The easiest way to get this seal is for the parent to get it in person, if they’re still in the U.S. Transferring someone’s identity to Mexico is a 10-step process that can take years, Wagman said.

This process could be more manageable if local American governments made children’s documents more accessible to their parents, Wagman said. Or if Mexican authorities were more flexible. But in Mexico City, the civil registry office is likely the city’s busiest bureaucracy, says director Claudia Luengas Escudero. 

Registering adult citizens in Mexico City alone is an ongoing battle, Luengas said. An estimate made after the 2000 Mexican census concluded more than 1.5 million people in Mexico City were living without a birth certificate, Luengas said.
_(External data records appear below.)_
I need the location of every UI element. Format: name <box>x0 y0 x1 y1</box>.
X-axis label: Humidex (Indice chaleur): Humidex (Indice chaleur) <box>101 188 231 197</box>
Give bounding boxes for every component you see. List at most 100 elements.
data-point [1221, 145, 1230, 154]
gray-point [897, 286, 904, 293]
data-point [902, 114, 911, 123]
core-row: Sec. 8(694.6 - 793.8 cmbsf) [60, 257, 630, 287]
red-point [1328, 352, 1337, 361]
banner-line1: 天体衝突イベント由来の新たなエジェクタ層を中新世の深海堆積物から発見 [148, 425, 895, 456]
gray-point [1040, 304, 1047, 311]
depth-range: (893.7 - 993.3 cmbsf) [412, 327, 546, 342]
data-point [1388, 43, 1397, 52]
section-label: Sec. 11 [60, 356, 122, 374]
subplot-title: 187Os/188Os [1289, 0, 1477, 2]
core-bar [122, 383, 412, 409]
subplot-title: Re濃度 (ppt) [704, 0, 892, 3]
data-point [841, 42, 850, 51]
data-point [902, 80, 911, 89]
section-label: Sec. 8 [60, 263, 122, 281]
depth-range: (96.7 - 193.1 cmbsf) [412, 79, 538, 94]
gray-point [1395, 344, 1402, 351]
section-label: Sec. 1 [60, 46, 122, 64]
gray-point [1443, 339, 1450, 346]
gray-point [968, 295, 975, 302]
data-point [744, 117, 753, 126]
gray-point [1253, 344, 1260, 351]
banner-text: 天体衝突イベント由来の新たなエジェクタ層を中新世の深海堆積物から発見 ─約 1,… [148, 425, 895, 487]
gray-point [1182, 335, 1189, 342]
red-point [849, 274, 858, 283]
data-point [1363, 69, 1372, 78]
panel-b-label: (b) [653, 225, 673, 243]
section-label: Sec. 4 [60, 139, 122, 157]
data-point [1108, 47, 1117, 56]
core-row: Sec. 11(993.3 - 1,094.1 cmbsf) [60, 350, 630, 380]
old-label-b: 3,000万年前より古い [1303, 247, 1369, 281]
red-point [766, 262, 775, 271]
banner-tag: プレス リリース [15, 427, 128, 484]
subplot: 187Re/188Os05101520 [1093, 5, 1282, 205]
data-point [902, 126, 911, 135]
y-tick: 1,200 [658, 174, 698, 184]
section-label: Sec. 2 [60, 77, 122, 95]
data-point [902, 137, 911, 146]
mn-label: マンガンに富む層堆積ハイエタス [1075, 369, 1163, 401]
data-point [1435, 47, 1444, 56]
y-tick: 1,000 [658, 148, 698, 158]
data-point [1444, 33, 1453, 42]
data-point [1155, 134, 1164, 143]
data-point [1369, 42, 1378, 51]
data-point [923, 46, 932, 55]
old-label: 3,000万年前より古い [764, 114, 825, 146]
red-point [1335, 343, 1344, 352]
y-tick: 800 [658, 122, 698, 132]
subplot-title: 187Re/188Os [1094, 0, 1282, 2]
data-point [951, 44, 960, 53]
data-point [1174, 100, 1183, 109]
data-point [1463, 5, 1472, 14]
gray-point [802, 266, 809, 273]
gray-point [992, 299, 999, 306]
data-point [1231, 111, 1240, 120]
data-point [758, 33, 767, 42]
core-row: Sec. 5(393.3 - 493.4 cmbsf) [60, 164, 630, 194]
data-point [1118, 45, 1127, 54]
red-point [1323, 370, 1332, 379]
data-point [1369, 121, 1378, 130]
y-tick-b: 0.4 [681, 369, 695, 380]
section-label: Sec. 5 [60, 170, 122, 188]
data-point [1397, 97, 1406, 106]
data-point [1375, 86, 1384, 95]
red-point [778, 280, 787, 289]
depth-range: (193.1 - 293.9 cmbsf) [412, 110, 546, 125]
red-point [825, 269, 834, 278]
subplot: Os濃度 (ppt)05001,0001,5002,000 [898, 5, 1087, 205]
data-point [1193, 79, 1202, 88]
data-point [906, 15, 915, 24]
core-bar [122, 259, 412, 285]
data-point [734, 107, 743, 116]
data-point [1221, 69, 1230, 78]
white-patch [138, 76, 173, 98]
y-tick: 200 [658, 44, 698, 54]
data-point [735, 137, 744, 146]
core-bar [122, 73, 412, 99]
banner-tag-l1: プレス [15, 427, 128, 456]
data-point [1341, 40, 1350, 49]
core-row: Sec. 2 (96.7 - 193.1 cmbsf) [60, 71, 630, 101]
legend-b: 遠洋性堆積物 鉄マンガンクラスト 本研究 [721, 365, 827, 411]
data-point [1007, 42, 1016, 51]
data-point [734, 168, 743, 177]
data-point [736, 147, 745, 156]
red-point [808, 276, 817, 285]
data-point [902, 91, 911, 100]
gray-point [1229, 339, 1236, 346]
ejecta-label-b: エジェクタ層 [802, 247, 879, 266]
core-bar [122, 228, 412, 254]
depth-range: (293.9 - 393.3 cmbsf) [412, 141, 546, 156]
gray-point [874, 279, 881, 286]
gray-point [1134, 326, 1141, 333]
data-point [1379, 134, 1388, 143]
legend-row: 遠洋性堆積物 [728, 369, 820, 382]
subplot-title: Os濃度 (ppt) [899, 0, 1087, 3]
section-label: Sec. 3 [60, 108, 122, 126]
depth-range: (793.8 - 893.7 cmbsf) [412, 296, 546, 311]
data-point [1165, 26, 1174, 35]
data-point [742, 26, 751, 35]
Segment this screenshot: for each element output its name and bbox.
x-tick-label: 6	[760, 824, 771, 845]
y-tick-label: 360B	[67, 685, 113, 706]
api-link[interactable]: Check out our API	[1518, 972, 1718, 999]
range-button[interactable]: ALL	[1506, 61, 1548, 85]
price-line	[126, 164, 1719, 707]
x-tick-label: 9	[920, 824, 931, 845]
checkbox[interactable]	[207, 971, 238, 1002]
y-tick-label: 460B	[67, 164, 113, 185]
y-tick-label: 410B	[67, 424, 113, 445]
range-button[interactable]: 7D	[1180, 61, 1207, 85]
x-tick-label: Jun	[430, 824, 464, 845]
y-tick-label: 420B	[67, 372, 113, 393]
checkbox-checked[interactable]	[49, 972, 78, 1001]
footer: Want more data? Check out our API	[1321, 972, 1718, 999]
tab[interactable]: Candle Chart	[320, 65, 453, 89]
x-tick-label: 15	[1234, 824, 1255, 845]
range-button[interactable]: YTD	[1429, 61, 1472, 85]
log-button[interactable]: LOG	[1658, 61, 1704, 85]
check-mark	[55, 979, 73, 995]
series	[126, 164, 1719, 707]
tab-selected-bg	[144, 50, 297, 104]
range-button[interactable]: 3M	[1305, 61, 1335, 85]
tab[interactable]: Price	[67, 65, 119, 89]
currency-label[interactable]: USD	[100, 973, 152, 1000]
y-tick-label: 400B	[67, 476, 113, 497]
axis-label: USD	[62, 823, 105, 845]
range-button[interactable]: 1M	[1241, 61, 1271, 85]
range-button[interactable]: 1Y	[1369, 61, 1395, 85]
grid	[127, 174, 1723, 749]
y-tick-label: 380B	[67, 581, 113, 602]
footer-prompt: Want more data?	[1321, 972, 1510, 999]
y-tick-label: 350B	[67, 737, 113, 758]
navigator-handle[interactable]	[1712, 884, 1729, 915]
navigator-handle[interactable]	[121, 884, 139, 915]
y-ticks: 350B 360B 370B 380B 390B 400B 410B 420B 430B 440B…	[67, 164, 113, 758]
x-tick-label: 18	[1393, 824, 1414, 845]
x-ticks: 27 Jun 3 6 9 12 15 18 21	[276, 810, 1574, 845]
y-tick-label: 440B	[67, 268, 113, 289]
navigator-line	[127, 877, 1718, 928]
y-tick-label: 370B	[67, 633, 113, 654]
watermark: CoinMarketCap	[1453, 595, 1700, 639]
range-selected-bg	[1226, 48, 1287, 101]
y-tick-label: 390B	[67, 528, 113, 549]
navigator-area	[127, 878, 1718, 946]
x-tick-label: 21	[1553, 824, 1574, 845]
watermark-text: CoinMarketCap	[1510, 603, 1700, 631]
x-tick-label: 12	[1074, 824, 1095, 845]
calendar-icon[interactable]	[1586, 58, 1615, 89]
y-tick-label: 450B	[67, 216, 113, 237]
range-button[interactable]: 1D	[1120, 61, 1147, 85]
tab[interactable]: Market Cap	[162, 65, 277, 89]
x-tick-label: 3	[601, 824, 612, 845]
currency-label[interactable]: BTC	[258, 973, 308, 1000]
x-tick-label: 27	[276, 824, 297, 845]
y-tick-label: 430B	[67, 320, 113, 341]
City officials go out daily trying to register people, Luengas said. In some cases, the father denies paternity. In others, the parents themselves never had legal forms of identification, so the foreign-born children of Mexican parents are not a top priority.

“It’s not a crime,” Luengas said. “In fact, the only person who’s harmed is the person who’s not registered.”

In the case of Daniela Silva Abascal, her parents had brought a birth certificate issued by the the Arizona Department of Health Services, but hadn’t been able to regularize her status in Mexico because her certificate hadn’t been Apostilled by the Arizona Secretary of State.

Silva Abascal’s parents do not have a valid visa to enter the United States and had no way of reaching someone in Phoenix who could obtain it for them, Silva Abascal’s father said. After years of looking for solutions, the elder Silva met a Mexican-American lawyer at the country club where he works as a waiter in Puebla who offered to help the family pro-bono.

It was February that the family finally received an Apostilled copy of the birth certificate, and they’re hoping that will be sufficient to begin the process of obtaining Mexican documents, the elder Silva said.

What Silva Abascal cares about the most is being able to study and get a job where she grew up. As for traveling to the U.S.? Maybe someday, she said, visiting the Grand Canyon would be nice.